Un enjeu politique central

La durée du travail est donc devenue un objet central d'affrontement idéologique et politique, et, malgré les déformations grotesques dont cette aspiration peut faire l'objet, nous devons nous en féliciter : l'idée que sa réduction massive constitue l'axe essentiel de la lutte contre le chômage est en train de faire, cahin-caha, son chemin. Beaucoup de nos arguments traditionnels reçoivent aujourd'hui une confirmation indirecte : par exemple, que la réduction doit être massive et non étalée dans le temps si l'on veut qu'il y ait création d'emplois ; ou encore qu'il faut une loi (et non des négociations décentralisées) de manière à rendre obligatoire l'application de cette mesure.

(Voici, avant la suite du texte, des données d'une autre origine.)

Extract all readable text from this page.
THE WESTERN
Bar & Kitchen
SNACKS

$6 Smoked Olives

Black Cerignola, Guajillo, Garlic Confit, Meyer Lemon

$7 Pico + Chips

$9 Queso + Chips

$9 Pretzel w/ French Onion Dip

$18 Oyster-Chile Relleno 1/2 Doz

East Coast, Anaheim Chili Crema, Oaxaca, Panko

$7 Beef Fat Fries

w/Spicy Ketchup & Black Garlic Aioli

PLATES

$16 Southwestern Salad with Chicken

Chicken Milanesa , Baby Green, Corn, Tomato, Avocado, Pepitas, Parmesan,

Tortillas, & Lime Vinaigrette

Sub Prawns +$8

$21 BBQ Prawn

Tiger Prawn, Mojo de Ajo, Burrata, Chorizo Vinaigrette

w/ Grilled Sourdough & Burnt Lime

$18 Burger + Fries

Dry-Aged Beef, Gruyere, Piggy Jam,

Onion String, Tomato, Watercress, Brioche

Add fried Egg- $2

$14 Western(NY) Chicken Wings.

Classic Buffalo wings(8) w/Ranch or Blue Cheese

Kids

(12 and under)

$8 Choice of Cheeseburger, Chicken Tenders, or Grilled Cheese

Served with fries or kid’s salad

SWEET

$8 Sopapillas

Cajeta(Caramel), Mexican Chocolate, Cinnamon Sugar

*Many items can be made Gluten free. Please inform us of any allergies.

Il faut donc éviter toute frilosité : chaque prise de position, d'où qu'elle vienne, doit être récupérée comme une preuve supplémentaire de la crédibilité de nos propositions. Mais il est nécessaire, en même temps, de se prémunir contre les effets en retour que pourrait avoir la manière dont beaucoup galvaudent une idée essentielle en en faisant un gadget publicitaire. Pour s'en préserver, il est nécessaire de bien marquer nos différences, sans quoi la méfiance, après tout légitime, des salariés continuera à faire obstacle à la nécessaire mobilisation. Les 35 heures, c'est pour tout de suite et pas pour l'an 2000, sans rogner sur le pouvoir d'achat des salariés, et surtout c'est quelque chose pour lequel on se bat, afin de l'imposer au patronat. Au bout du compte, le contenu de toute revendication et la conviction qu'elle peut exercer, dépendent de l'identité et de l'activité de ceux qui en sont porteurs. C'est pourquoi d'ailleurs le silence tonitruant des centrales syndicales apparaît d'autant plus tragique dans ce contexte. C'est enfin la raison pour laquelle nous devons nous saisir d'une conjoncture qui, comme nous l'avions prévu, va peu à peu, entre les impasses de la frénésie libérale du gouvernement et l'enfoncement dans la crise, dégager un espace pour la réactivation de la lutte sociale.